Зивилла горестно вздохнула. Надежда вернуться в родное тело превращается в несбыточную мечту. Арамейский фанатик Лун так и не внял уговорам и теперь отлеживается в одиночной камере подземной тюрьмы замка Парро, в соседней камере мается сумасшедший граф в оковах и бронзовой маске. Три замка из четырех, захваченные Тарком перед разгромом, Аттила не решается трогать — побаивается «оборотней». В тех замках не осталось нормальных людей. Прознав о пленении арамейского колдуна, дворяне-оборотни перезаражали всю свою челядь. Некоторых одержимых удалось скрутить, когда они поодиночке выходили из крепостей. Эти люди заражены не самим Луном, а его жертвами, их рассудок решительнее борется с наваждением, чем разум несчастного графа Парро. Однако на допросах неизменно берет верх Лун, и тогда с уст безумцев слетают угрозы вперемешку с уговорами.

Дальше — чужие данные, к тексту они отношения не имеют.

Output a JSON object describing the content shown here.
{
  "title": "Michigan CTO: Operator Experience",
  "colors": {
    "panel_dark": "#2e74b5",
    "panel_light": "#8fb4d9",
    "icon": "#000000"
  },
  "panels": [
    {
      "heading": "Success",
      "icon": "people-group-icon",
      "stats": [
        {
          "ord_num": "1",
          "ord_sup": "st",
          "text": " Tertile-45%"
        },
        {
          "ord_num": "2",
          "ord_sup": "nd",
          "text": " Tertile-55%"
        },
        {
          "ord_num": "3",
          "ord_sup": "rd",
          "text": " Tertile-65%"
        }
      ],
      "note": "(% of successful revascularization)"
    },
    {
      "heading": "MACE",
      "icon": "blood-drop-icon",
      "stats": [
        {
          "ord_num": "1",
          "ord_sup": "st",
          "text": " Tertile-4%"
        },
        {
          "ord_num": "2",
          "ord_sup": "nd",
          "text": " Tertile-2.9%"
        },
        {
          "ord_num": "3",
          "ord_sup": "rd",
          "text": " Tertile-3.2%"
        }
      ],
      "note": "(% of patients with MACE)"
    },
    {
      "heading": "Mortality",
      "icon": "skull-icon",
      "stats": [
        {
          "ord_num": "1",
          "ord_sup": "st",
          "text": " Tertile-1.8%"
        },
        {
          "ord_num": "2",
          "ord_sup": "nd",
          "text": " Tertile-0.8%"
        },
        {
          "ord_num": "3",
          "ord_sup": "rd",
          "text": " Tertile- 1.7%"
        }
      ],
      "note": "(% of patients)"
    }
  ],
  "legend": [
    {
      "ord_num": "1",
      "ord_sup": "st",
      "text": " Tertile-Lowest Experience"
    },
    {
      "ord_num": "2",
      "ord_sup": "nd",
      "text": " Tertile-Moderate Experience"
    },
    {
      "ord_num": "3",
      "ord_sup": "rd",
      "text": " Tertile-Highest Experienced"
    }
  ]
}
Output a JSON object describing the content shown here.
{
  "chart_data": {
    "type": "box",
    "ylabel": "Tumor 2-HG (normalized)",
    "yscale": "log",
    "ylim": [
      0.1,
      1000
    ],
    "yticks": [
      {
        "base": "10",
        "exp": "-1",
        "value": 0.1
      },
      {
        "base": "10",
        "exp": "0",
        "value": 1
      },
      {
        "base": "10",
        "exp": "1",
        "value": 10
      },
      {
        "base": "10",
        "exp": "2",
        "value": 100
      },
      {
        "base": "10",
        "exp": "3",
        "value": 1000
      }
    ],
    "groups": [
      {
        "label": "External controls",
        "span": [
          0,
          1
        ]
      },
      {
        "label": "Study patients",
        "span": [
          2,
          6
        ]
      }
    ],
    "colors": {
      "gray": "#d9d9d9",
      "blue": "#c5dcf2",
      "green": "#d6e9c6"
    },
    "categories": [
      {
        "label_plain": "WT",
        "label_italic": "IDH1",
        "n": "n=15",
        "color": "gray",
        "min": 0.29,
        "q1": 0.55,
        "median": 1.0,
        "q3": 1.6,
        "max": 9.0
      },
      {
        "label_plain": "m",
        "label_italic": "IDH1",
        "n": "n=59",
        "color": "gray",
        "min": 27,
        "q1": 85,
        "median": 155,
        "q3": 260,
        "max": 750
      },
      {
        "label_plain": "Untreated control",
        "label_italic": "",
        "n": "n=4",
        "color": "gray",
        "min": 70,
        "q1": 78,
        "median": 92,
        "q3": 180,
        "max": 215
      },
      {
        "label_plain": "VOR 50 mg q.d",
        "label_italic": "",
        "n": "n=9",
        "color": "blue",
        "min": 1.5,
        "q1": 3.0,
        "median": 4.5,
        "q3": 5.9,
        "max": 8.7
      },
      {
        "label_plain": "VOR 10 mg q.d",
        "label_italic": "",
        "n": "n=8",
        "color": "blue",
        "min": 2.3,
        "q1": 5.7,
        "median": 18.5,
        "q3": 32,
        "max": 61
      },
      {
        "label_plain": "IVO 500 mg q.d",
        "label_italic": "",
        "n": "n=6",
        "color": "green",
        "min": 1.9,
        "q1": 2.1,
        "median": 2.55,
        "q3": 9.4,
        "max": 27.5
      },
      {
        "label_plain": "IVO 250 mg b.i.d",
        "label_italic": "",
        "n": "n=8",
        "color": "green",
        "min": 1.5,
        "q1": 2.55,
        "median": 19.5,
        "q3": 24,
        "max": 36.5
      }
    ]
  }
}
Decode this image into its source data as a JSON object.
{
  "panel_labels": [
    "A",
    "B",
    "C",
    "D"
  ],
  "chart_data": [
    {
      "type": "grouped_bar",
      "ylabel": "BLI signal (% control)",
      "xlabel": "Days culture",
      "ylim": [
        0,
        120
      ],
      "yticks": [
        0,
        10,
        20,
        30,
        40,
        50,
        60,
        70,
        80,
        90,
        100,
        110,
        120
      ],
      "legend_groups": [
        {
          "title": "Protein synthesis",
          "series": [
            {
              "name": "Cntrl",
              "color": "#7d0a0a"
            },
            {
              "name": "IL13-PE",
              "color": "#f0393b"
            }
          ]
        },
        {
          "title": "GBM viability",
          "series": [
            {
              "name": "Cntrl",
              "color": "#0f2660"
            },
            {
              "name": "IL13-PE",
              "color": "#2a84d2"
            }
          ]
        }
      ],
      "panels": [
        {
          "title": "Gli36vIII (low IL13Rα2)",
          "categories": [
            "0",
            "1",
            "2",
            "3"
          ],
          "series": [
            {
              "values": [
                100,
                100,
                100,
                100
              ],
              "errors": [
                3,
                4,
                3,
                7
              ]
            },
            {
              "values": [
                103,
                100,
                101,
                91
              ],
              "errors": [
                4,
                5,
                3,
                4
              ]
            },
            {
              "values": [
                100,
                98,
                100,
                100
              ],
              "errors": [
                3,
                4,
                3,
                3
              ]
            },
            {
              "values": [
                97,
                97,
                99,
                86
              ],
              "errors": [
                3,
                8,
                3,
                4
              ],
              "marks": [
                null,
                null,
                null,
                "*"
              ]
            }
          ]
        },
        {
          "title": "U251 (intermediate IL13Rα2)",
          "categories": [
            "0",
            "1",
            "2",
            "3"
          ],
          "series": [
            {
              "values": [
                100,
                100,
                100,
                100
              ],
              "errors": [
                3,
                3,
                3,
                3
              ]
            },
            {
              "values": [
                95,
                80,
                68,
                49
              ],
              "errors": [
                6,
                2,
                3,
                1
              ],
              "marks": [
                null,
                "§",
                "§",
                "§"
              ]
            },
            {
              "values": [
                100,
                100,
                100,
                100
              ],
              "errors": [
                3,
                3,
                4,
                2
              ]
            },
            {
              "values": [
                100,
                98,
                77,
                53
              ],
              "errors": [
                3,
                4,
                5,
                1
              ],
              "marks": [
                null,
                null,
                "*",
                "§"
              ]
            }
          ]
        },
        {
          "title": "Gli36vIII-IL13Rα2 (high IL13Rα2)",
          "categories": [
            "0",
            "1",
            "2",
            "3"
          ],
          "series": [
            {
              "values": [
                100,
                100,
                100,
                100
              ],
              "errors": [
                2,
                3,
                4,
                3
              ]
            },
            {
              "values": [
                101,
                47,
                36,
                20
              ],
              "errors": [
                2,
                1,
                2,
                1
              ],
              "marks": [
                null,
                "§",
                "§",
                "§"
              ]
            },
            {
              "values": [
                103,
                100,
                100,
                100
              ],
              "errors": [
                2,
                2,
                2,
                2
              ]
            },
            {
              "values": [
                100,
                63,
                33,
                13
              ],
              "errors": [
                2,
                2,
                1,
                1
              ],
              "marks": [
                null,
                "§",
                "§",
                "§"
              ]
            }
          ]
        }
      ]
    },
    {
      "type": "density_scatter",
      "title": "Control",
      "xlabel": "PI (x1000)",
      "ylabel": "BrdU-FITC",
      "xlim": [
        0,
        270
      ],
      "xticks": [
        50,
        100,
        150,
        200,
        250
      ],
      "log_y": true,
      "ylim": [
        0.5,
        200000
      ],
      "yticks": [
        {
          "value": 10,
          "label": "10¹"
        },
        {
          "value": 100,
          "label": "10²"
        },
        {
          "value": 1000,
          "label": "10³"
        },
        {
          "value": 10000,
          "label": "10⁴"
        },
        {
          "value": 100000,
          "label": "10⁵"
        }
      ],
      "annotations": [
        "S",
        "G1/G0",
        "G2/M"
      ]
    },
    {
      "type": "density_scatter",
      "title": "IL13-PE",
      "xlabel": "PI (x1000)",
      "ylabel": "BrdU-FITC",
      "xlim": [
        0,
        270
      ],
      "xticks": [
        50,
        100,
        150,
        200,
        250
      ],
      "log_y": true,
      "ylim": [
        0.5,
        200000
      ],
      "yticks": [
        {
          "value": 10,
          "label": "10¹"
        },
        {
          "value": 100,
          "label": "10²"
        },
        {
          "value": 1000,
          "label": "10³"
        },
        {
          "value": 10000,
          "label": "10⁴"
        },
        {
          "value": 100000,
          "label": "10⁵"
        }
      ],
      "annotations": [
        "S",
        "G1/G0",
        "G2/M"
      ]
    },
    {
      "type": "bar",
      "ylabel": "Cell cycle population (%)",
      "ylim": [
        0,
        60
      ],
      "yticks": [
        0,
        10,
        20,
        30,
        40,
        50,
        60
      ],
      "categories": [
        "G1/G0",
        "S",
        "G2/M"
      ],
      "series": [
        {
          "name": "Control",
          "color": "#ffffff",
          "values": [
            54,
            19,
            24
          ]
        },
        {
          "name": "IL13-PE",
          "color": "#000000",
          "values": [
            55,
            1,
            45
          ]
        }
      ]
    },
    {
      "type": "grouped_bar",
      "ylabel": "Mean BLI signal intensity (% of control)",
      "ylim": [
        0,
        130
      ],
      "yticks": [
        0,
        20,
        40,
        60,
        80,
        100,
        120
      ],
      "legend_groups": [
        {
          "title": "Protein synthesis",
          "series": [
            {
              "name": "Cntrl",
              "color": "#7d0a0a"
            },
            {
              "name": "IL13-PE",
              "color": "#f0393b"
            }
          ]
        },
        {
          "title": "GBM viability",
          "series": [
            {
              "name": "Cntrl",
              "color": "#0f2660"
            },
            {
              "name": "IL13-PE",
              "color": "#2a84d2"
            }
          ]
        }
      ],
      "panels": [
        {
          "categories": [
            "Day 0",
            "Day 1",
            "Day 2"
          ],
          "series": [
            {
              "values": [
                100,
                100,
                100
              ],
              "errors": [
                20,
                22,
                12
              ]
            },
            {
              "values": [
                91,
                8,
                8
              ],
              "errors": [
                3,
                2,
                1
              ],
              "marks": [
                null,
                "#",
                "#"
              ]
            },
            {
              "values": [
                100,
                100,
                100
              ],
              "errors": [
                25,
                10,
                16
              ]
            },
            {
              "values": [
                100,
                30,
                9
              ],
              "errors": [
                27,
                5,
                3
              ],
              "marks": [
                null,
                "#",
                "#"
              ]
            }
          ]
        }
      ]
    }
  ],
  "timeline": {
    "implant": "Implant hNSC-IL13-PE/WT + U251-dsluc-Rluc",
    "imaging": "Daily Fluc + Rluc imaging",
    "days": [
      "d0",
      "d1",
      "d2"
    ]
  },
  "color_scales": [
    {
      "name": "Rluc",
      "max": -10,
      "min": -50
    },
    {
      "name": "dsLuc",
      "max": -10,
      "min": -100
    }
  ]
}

А войска короля Абакомо уже на марше, и вскоре в Даисе появится дисциплинированный арамейский гарнизон (не чета банде Тарка, на две трети перебитой под замком Парро), и старый Токтыгай без боя впустит врагов в блистательный Самрак.

Вчера вечером у Аттилы был долгий разговор с эмиссарами Токтыгая, в конце концов они ударили по рукам, и нехремцы отправились в свою столицу. Через три-четыре дня по тайным тропам в Кохир двинутся обозы с провиантом и оружием, пойдут войска, крепкие опытные солдаты, которым страсть как охота поквитаться с арамейцами за Лафатскую долину и Бусару, за поруганную честь государя.

В замках пока всего вдоволь, и еды, и фуража, и оружия, но война в кохирских лесах и холмах ожидается долгая, на измор, враг невероятно силен и хитрости ему не занимать. Помощь нехремского царя обязательно сгодится, в этом мало кто сомневается. А взамен Токтыгай просит, чтобы все пошло по-старому, когда арамейский медведь уберется в свою берлогу зализывать укусы разъяренных пчел. Что ж, быть посему, решила Зивилла и кохирские дворяне, в том числе двое почтенных мужей из разогнанного совета нотаблей, которые примкнули к отряду Аттилы.

Дворяне, надо отдать должное их чутью и боевому опыту, сразу смирились с тем, что ими командует чужеземец. Никто не сравнится с могучим скифом в отваге и сметке; он знает тысячи военных хитростей и умеет добиваться беспрекословного подчинения. Если бы сегодня арамейцы не выступили на Даис, послезавтра мятежные дворяне свергли бы Лжезивиллу и выбрали нового губернатора.

— Возвращаемся в замок Парро, — Аттила ухмыльнулся, взглянув на печальную даму Кохира, заключенную в тело изменника — Надо подготовить теплую встречу.